The state is running out of tuberculosis tests. Hawaii, has the second highest yearly rate of the disease, and it is now getting hit by the nationwide shortage.

HONOLULU -

The state is running out of tuberculosis tests. Hawaii, has the second highest yearly rate of the disease, and it is now getting hit by the nationwide shortage.

The Hawaii State Department of Health says manufacturers are not sending enough supply of TB test solution to keep up with the demand. Now, instead of testing 1,000 people per week, the department will only be able to treat 200.

"What that means for most people, particularly students and food handlers, that their requirements for skin testing are temporarily suspended," said Richard Brostrom, Tuberculosis Control Branch Chief.
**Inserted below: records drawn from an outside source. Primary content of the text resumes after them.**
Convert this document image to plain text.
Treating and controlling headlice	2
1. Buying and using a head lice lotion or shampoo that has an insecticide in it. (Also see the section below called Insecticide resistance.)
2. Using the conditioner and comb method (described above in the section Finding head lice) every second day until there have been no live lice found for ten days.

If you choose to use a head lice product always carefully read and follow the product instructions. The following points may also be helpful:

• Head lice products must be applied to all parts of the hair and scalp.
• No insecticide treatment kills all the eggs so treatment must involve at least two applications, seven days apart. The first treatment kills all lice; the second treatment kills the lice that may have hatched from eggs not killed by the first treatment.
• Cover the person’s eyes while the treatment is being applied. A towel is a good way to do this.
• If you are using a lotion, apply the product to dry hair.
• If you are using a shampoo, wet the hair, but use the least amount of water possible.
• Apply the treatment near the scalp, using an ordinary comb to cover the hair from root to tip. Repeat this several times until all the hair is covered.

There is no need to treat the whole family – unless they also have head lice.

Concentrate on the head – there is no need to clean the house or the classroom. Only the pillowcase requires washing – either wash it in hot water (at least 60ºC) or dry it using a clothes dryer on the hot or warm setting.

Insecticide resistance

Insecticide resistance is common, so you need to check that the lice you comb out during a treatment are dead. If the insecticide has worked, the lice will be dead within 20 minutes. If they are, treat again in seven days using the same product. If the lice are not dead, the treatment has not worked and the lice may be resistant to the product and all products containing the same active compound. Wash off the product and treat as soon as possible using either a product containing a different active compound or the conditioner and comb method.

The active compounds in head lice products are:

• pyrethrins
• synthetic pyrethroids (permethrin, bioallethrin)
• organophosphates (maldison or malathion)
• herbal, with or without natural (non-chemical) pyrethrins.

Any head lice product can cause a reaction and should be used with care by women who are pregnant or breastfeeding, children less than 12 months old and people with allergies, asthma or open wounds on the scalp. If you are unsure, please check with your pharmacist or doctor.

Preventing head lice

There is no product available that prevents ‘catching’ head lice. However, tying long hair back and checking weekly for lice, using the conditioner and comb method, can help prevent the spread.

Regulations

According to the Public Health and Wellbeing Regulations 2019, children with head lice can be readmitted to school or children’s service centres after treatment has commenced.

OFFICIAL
Therefore, those who normally are required to have the test, will be allowed to go to school or work without it. The DOH says tuberculosis has been a long time problem in Hawaii.
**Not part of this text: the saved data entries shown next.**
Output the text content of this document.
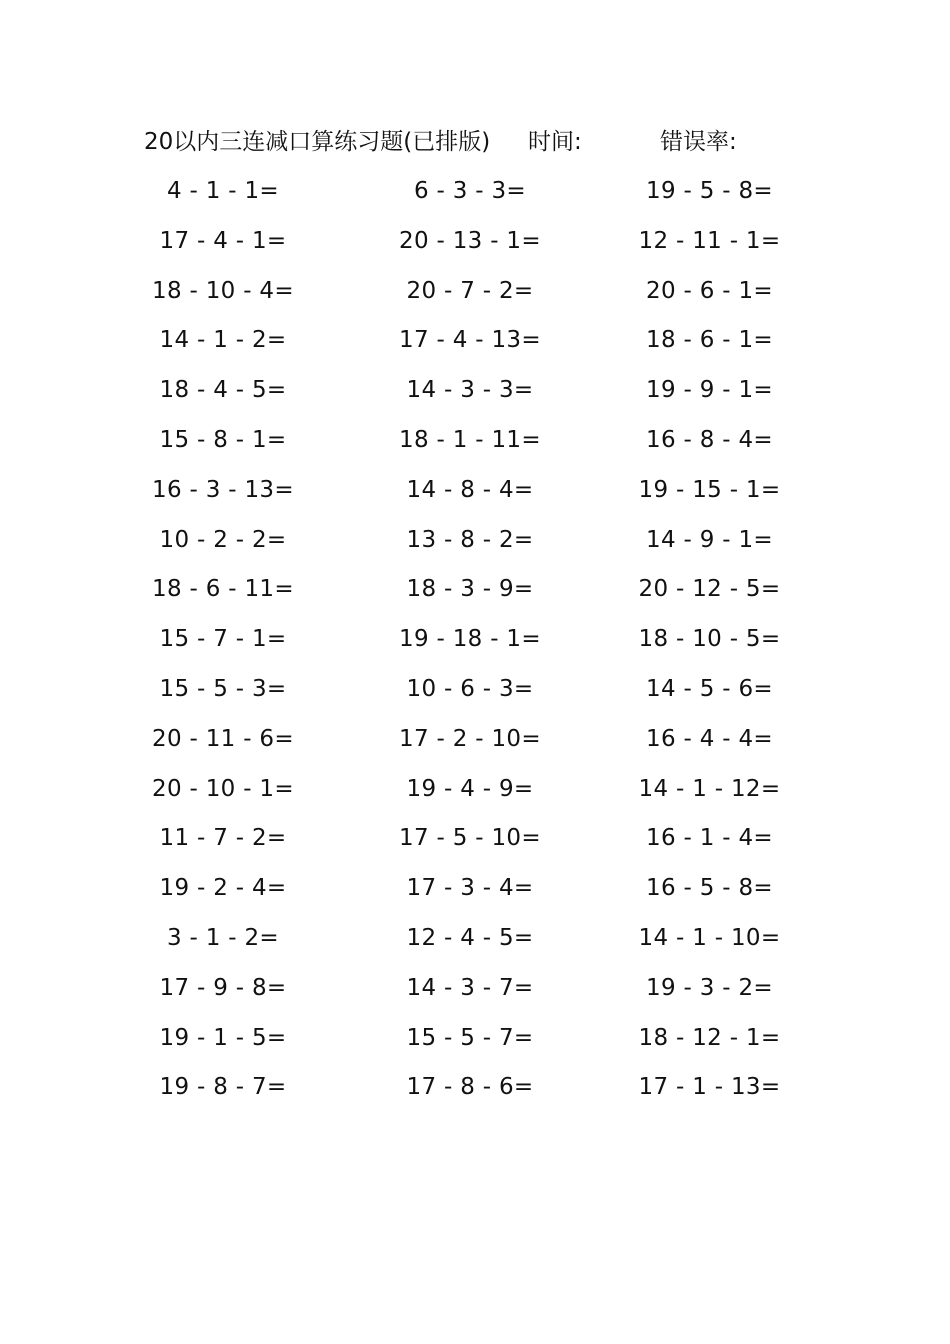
20以内三连减口算练习题(已排版) 时间:	错误率:
4 - 1 - 1=	6 - 3 - 3=	19 - 5 - 8=
17 - 4 - 1=	20 - 13 - 1=	12 - 11 - 1=
18 - 10 - 4=	20 - 7 - 2=	20 - 6 - 1=
14 - 1 - 2=	17 - 4 - 13=	18 - 6 - 1=
18 - 4 - 5=	14 - 3 - 3=	19 - 9 - 1=
15 - 8 - 1=	18 - 1 - 11=	16 - 8 - 4=
16 - 3 - 13=	14 - 8 - 4=	19 - 15 - 1=
10 - 2 - 2=	13 - 8 - 2=	14 - 9 - 1=
18 - 6 - 11=	18 - 3 - 9=	20 - 12 - 5=
15 - 7 - 1=	19 - 18 - 1=	18 - 10 - 5=
15 - 5 - 3=	10 - 6 - 3=	14 - 5 - 6=
20 - 11 - 6=	17 - 2 - 10=	16 - 4 - 4=
20 - 10 - 1=	19 - 4 - 9=	14 - 1 - 12=
11 - 7 - 2=	17 - 5 - 10=	16 - 1 - 4=
19 - 2 - 4=	17 - 3 - 4=	16 - 5 - 8=
3 - 1 - 2=	12 - 4 - 5=	14 - 1 - 10=
17 - 9 - 8=	14 - 3 - 7=	19 - 3 - 2=
19 - 1 - 5=	15 - 5 - 7=	18 - 12 - 1=
19 - 8 - 7=	17 - 8 - 6=	17 - 1 - 13=
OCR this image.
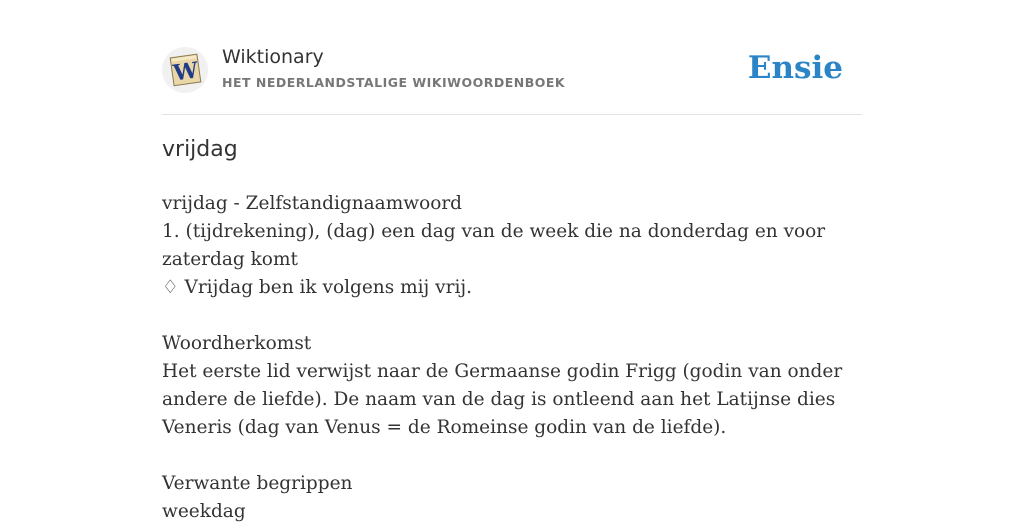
W
Wiktionary
HET NEDERLANDSTALIGE WIKIWOORDENBOEK	Ensie
vrijdag
vrijdag - Zelfstandignaamwoord
1. (tijdrekening), (dag) een dag van de week die na donderdag en voor zaterdag komt
♢ Vrijdag ben ik volgens mij vrij.
Woordherkomst
Het eerste lid verwijst naar de Germaanse godin Frigg (godin van onder andere de liefde). De naam van de dag is ontleend aan het Latijnse dies Veneris (dag van Venus = de Romeinse godin van de liefde).
Verwante begrippen
weekdag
"That's because we sit in a community with lots of immigrants folks from Asia in particular," said Brostrom.

The TB test is crucial to help protect people by actively screening potential carriers for the disease.

"It's not like the flu where the person will get sick right away. They might carry the bug inside their lungs for many many years and eventually might get tuberculosis," said Brostrom.

The DOH insists the suspension will not have a negative impact on public health. TB tests will still be on reserve for certain cases.

"Although we are curtailing some of our skin testing for the lower risk groups. We are still going to maintain testing for the high risk groups," said Brostrom.

And those already being treated and evaluated for TB will not be affected from the suspension. The DOH says some symptoms of TB include coughing, sometimes with blood that lasts at least three weeks, night sweats, fevers and unintentional weight loss. The TB suspension and test shortage may last 120 days.